Unconfigurable 500 ms debounce on IMAP IDLE notifications
Hello all,
I have been investigating the reason for high end-to-end email delivery delay (>1 second to send a message to echo bot and receive a reply back) on a Postfix+Dovecot email server setup used to run the tests for Delta Chat core [1]. It appeared that most of the time was spent between the submission SMTP service accepting the mail for delivery and receiving an IDLE wakeup on the other side.
Looking into the Dovecot source code, I found that all notifications from the storage to callbacks set up by IDLE are delayed by a debounce constant NOTIFY_DELAY_MSECS [2]. It appears to have been added in 2009 [3], but even before that Dovecot was only delivering notifications when a second-resolution timer is changed by at least 1, so IDLE notifications probably were delayed by half a second on average even before that.
Commit message says "If the notification is done immediately, IDLE may not notice the change because it's not finished yet." This sounds like a workaround for some internal Dovecot bug.
I have nevertheless tried to compile Dovecot with this constant reduced from 500 ms to 1 ms [4] and it resulted in exceptionally fast delivery without any problems caused to the Delta Chat core online test suite which is using this Postfix+Dovecot server accounts. We are running all the tests against this server and it appears to work fine. Round trip time for sending a message to an echo bot and receiving a reply back is reduced from 1.1 s to 0.2 s, which is easily visible in a chat app [5].
I wonder if this debounce delay was added as a workaround for an internal Dovecot bug or a client bug and is not necessary anymore. It does not seem to be useful for well-behaving clients because if necessary the client may debounce notifications on its side and postpone interrupting IDLE with "DONE".
I would actually like to disable this delay completely on our server setup [6], as for chat it is common to receive multiple messages in a short period of time, e.g. when sending a message to a group and receiving multiple read receipts from currently active users.
[1] https://github.com/deltachat/deltachat-core-rust/ [2] https://github.com/dovecot/core/blob/93a53a9d590f0220de28600f36a969cc38c3148... [3] https://github.com/dovecot/core/commit/56fb5d09955b6097f77b341717fd9b70e9f13... [4] https://github.com/deltachat/chatmail/issues/72#issuecomment-1806645153 [5] https://delta.chat/assets/blog/nine-echo.mp4 [6] https://github.com/deltachat/chatmail
Best regards, Alex
On 14. Dec 2023, at 16.21, Alex <alex@merlinux.eu> wrote:
Hello all,
I have been investigating the reason for high end-to-end email delivery delay (>1 second to send a message to echo bot and receive a reply back) on a Postfix+Dovecot email server setup used to run the tests for Delta Chat core [1]. It appeared that most of the time was spent between the submission SMTP service accepting the mail for delivery and receiving an IDLE wakeup on the other side.
Looking into the Dovecot source code, I found that all notifications from the storage to callbacks set up by IDLE are delayed by a debounce constant NOTIFY_DELAY_MSECS [2]. It appears to have been added in 2009 [3], but even before that Dovecot was only delivering notifications when a second-resolution timer is changed by at least 1, so IDLE notifications probably were delayed by half a second on average even before that.
Commit message says "If the notification is done immediately, IDLE may not notice the change because it's not finished yet." This sounds like a workaround for some internal Dovecot bug.
...
I wonder if this debounce delay was added as a workaround for an internal Dovecot bug or a client bug and is not necessary anymore.
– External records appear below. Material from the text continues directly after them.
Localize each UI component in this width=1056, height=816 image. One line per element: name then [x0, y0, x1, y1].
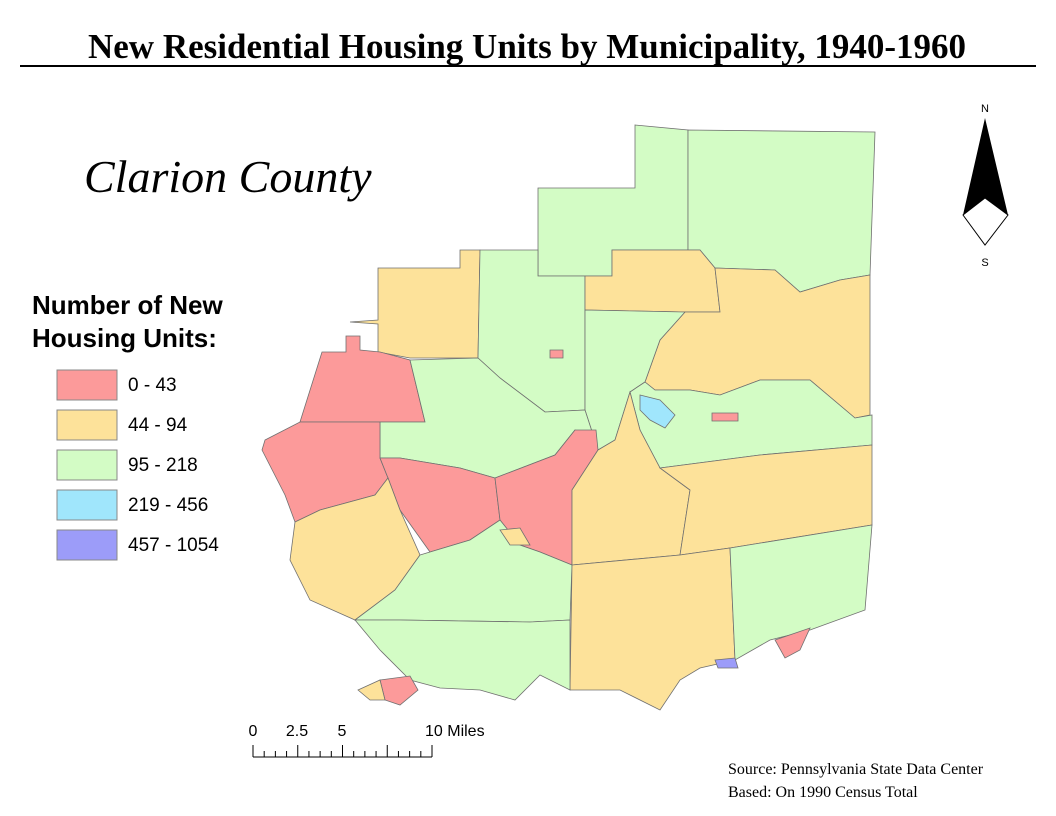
municipality: [774, 627, 811, 659]
municipality: [711, 412, 739, 422]
legend-swatch: [56, 409, 118, 441]
municipality: [379, 675, 419, 706]
legend-label: 457 - 1054: [128, 535, 219, 556]
scale-bar: 0 2.5 5 10 Miles: [249, 723, 485, 758]
county-map: [261, 124, 876, 711]
south-label: S: [981, 257, 988, 269]
legend-title: Housing Units:: [32, 323, 217, 353]
scale-label: 10 Miles: [425, 723, 485, 740]
north-label: N: [981, 103, 989, 115]
north-arrow: N S: [962, 103, 1009, 269]
municipality: [549, 349, 564, 359]
legend-label: 0 - 43: [128, 375, 177, 396]
map-title: Clarion County: [84, 151, 372, 202]
legend-title: Number of New: [32, 290, 223, 320]
arrow-north: [963, 118, 1008, 215]
municipality: [354, 619, 571, 701]
legend: Number of New Housing Units: 0 - 43 44 - …: [32, 290, 223, 561]
municipality: [357, 679, 386, 701]
municipality: [349, 249, 481, 359]
legend-swatch: [56, 529, 118, 561]
legend-swatch: [56, 369, 118, 401]
legend-swatch: [56, 449, 118, 481]
scale-label: 0: [249, 723, 258, 740]
municipality: [499, 527, 531, 546]
scale-label: 2.5: [286, 723, 308, 740]
municipality: [714, 657, 739, 669]
arrow-south: [962, 197, 1009, 246]
legend-label: 95 - 218: [128, 455, 198, 476]
scale-label: 5: [338, 723, 347, 740]
legend-label: 44 - 94: [128, 415, 188, 436]
legend-label: 219 - 456: [128, 495, 208, 516]
source-line: Based: On 1990 Census Total: [728, 784, 918, 801]
page-title: New Residential Housing Units by Municip…: [88, 27, 966, 66]
legend-swatch: [56, 489, 118, 521]
municipality: [569, 547, 736, 711]
municipality: [639, 394, 676, 429]
source-line: Source: Pennsylvania State Data Center: [728, 761, 984, 778]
It does not seem to be useful for well-behaving clients because if necessary the client may debounce notifications on its side and postpone interrupting IDLE with "DONE".
I can't really think of any situation where this would be necessary anymore. Not sure why it was necessary back in 2009 - maybe Maildir didn't have quite as many locks back then. Anyway now even if a change is partial at the time the mailbox-watch triggers, it runs full mailbox syncing which will lock the mailbox, so it waits for any previous changes to finish being written.
I would actually like to disable this delay completely on our server setup [6], as for chat it is common to receive multiple messages in a short period of time, e.g. when sending a message to a group and receiving multiple read receipts from currently active users.
We could of course make this a setting, but maybe it's not necessary. Would this behavior also work for you? :
- If the current IDLE hasn't notified anything yet, send the notification immediately without waiting
- Otherwise, send it max once per 0.5 seconds.
So if you're using the same connection to always break out of IDLE after a notification, there would be no dalays.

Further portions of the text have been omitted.